Thursday 23 February 2017

Lonely & Wonderful

"I am the loneliest most wonderful woman you will ever meet.  I will make you laugh, and feel great about yourself. Yet deep down, I don't know how to do it for myself."

If you meet me, as a client, you will think I am so happy, and poised, and confident, and talented and knowledgeable.  You will wonder how I could be alone, or single, or not making millions of dollars... it is because I have been shown, I am not worth anyone's time.  Now, before you assume that I feel I am not worthy, on the contrary.  I KNOW I am worthy.  I have people that I am friendly with, but I have no friends.  No one hangs out with me, no one invites me out.  No one says "hey a bunch of us are meeting here, it would be amazing if you joined us."  I have tried to organize gatherings, to no avail.  I have invited work colleagues for drinks with an interest until a date is selected, then no one is available.  And then no other date is made.  I have gone out of my way to ensure that no one has to feel the way I do.  I am giving, and loving and passionate - Yet the only people who know live in other countries or continents.  My best friends are the 5 felines who live with me.  I have never been in a loving relationship that wasn't 1 sided.  And no man has ever adored me so much so as to go out of his way to make me feel special.  My local friends don't call, or text or even show up on my social media.

I AM AN EMPTY VESSEL

No one sees me.

My apartment is a mess cause I don't have the will to clean it, though I try daily to.  I have started to try to wear make up on most days just to ensure that I look somewhat attractive to others.  I have suffered depression but what I really suffer is from a lack of connection.  I try not to wear my pain on my sleeve cause a weeping 40 something year old is pathetic.  I am exercising, eating better, utilizing more positive self talk and yet... these feelings of woe - of paralyzing loneliness affect me.  I am in enamored with a man, who I cannot express my feelings to (it's complicated), I have a mother who adores me to know end who it would tear her heart to know I feel like this.  But I do.  As much as I bury it, it is there.  What do I want?  I want people to actively let me know that I am valued, that I matter in their life.  I want them to keep asking me to go out until I finally do  I want to stop only being down on Sundays, and I want to live my fucking life - outside!  I want to meet people who stay in my life, who actively care about what my thoughts are.  Who can have intelligent conversations with me and move my soul.  I am trapped in an undesirable body, so that keeps a lot of people away - and to top it off, most days, I don't give a fuck to dress well.
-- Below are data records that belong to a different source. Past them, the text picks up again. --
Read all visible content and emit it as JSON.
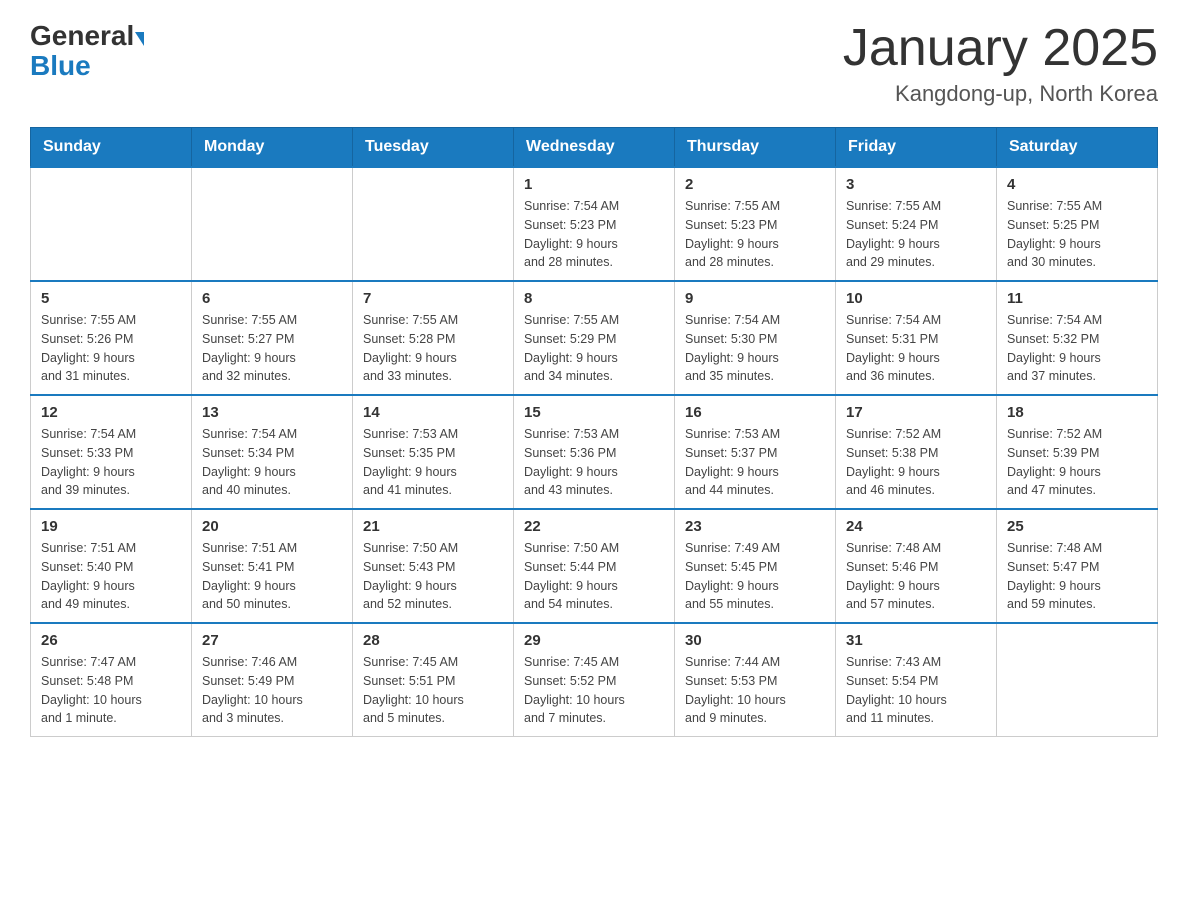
{
  "header": {
    "logo_general": "General",
    "logo_blue": "Blue",
    "main_title": "January 2025",
    "subtitle": "Kangdong-up, North Korea"
  },
  "days_of_week": [
    "Sunday",
    "Monday",
    "Tuesday",
    "Wednesday",
    "Thursday",
    "Friday",
    "Saturday"
  ],
  "weeks": [
    [
      {
        "day": "",
        "info": ""
      },
      {
        "day": "",
        "info": ""
      },
      {
        "day": "",
        "info": ""
      },
      {
        "day": "1",
        "info": "Sunrise: 7:54 AM\nSunset: 5:23 PM\nDaylight: 9 hours\nand 28 minutes."
      },
      {
        "day": "2",
        "info": "Sunrise: 7:55 AM\nSunset: 5:23 PM\nDaylight: 9 hours\nand 28 minutes."
      },
      {
        "day": "3",
        "info": "Sunrise: 7:55 AM\nSunset: 5:24 PM\nDaylight: 9 hours\nand 29 minutes."
      },
      {
        "day": "4",
        "info": "Sunrise: 7:55 AM\nSunset: 5:25 PM\nDaylight: 9 hours\nand 30 minutes."
      }
    ],
    [
      {
        "day": "5",
        "info": "Sunrise: 7:55 AM\nSunset: 5:26 PM\nDaylight: 9 hours\nand 31 minutes."
      },
      {
        "day": "6",
        "info": "Sunrise: 7:55 AM\nSunset: 5:27 PM\nDaylight: 9 hours\nand 32 minutes."
      },
      {
        "day": "7",
        "info": "Sunrise: 7:55 AM\nSunset: 5:28 PM\nDaylight: 9 hours\nand 33 minutes."
      },
      {
        "day": "8",
        "info": "Sunrise: 7:55 AM\nSunset: 5:29 PM\nDaylight: 9 hours\nand 34 minutes."
      },
      {
        "day": "9",
        "info": "Sunrise: 7:54 AM\nSunset: 5:30 PM\nDaylight: 9 hours\nand 35 minutes."
      },
      {
        "day": "10",
        "info": "Sunrise: 7:54 AM\nSunset: 5:31 PM\nDaylight: 9 hours\nand 36 minutes."
      },
      {
        "day": "11",
        "info": "Sunrise: 7:54 AM\nSunset: 5:32 PM\nDaylight: 9 hours\nand 37 minutes."
      }
    ],
    [
      {
        "day": "12",
        "info": "Sunrise: 7:54 AM\nSunset: 5:33 PM\nDaylight: 9 hours\nand 39 minutes."
      },
      {
        "day": "13",
        "info": "Sunrise: 7:54 AM\nSunset: 5:34 PM\nDaylight: 9 hours\nand 40 minutes."
      },
      {
        "day": "14",
        "info": "Sunrise: 7:53 AM\nSunset: 5:35 PM\nDaylight: 9 hours\nand 41 minutes."
      },
      {
        "day": "15",
        "info": "Sunrise: 7:53 AM\nSunset: 5:36 PM\nDaylight: 9 hours\nand 43 minutes."
      },
      {
        "day": "16",
        "info": "Sunrise: 7:53 AM\nSunset: 5:37 PM\nDaylight: 9 hours\nand 44 minutes."
      },
      {
        "day": "17",
        "info": "Sunrise: 7:52 AM\nSunset: 5:38 PM\nDaylight: 9 hours\nand 46 minutes."
      },
      {
        "day": "18",
        "info": "Sunrise: 7:52 AM\nSunset: 5:39 PM\nDaylight: 9 hours\nand 47 minutes."
      }
    ],
    [
      {
        "day": "19",
        "info": "Sunrise: 7:51 AM\nSunset: 5:40 PM\nDaylight: 9 hours\nand 49 minutes."
      },
      {
        "day": "20",
        "info": "Sunrise: 7:51 AM\nSunset: 5:41 PM\nDaylight: 9 hours\nand 50 minutes."
      },
      {
        "day": "21",
        "info": "Sunrise: 7:50 AM\nSunset: 5:43 PM\nDaylight: 9 hours\nand 52 minutes."
      },
      {
        "day": "22",
        "info": "Sunrise: 7:50 AM\nSunset: 5:44 PM\nDaylight: 9 hours\nand 54 minutes."
      },
      {
        "day": "23",
        "info": "Sunrise: 7:49 AM\nSunset: 5:45 PM\nDaylight: 9 hours\nand 55 minutes."
      },
      {
        "day": "24",
        "info": "Sunrise: 7:48 AM\nSunset: 5:46 PM\nDaylight: 9 hours\nand 57 minutes."
      },
      {
        "day": "25",
        "info": "Sunrise: 7:48 AM\nSunset: 5:47 PM\nDaylight: 9 hours\nand 59 minutes."
      }
    ],
    [
      {
        "day": "26",
        "info": "Sunrise: 7:47 AM\nSunset: 5:48 PM\nDaylight: 10 hours\nand 1 minute."
      },
      {
        "day": "27",
        "info": "Sunrise: 7:46 AM\nSunset: 5:49 PM\nDaylight: 10 hours\nand 3 minutes."
      },
      {
        "day": "28",
        "info": "Sunrise: 7:45 AM\nSunset: 5:51 PM\nDaylight: 10 hours\nand 5 minutes."
      },
      {
        "day": "29",
        "info": "Sunrise: 7:45 AM\nSunset: 5:52 PM\nDaylight: 10 hours\nand 7 minutes."
      },
      {
        "day": "30",
        "info": "Sunrise: 7:44 AM\nSunset: 5:53 PM\nDaylight: 10 hours\nand 9 minutes."
      },
      {
        "day": "31",
        "info": "Sunrise: 7:43 AM\nSunset: 5:54 PM\nDaylight: 10 hours\nand 11 minutes."
      },
      {
        "day": "",
        "info": ""
      }
    ]
  ]
}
I know this time it is not SAD as I was fine yesterday - fine this week - then suddenly, like a transport truck hit me - a tsunami of emotional sorrow hits me.  And the rawness of just how alone I feel comes.  I don't know how many people in my situation feel this way - but I am sharing this now.  This is my soul.

I live in a wasteland of zombies - too attached to their electronic devices.  Too scared to make eye contact or smile.  My resting bitch face is becoming tiresome... and I want to smile!  I want to feel so overjoyed that when I enter a room, I am not faking it.  I want people to see me.  I want a man to ask me out to dinner and not then go MIA when I accept and want to make plans.  I want the man who I adore currently to know how I feel, yet I fear telling him... cause I don't know if it is real, or just perceived in a false perspective.  So I say nothing... cause really - what would it do?  I have risked before, and been left by the wayside - so now, I risk nothing.  I say nothing.  I just hope that all of the writings of eroticism allure him and he let's me know that he knows how I feel, and it is either ok, or he feels the same.  I don't wish to make anyone feel uncomfortable.

My days are spent hiding.  Watching TV shows and living vicariously through other people and characters.  I have no life, I have an existence.  I feel more comfortable dropping $1400 on a vacation in a foreign country than to drop $20 on a cover charge to meet up with people who don't get me.  Maybe I am pathetic, maybe I am to be sad and lonely all of the days of my life... but on days like this, I want it all to end.  I want to die - yet I am too cowardly to end my life.  If it were not for my five felines, I swear I would simply find a way to end my days.  I fight daily to keep my sanity, to project an appearance that everything is ok, that I am in the best place of my life.  Well I am not.  And I just wish, someone would see me, and say "hey, wanna grab a drink and have a great conversation?"

Til then, I hide in my home and cry as I write this.  It may just be a pathetic 40 something year old seeking attention, or it may just be a woman reaching out, hoping that someone sees her hand, and holds on. Tomorrow I will wear the mask of *all is well* again.  But today, I weep, and wash my soul.  Since I am the only one who sees the wonderful person that I am, and dares to give me what I need.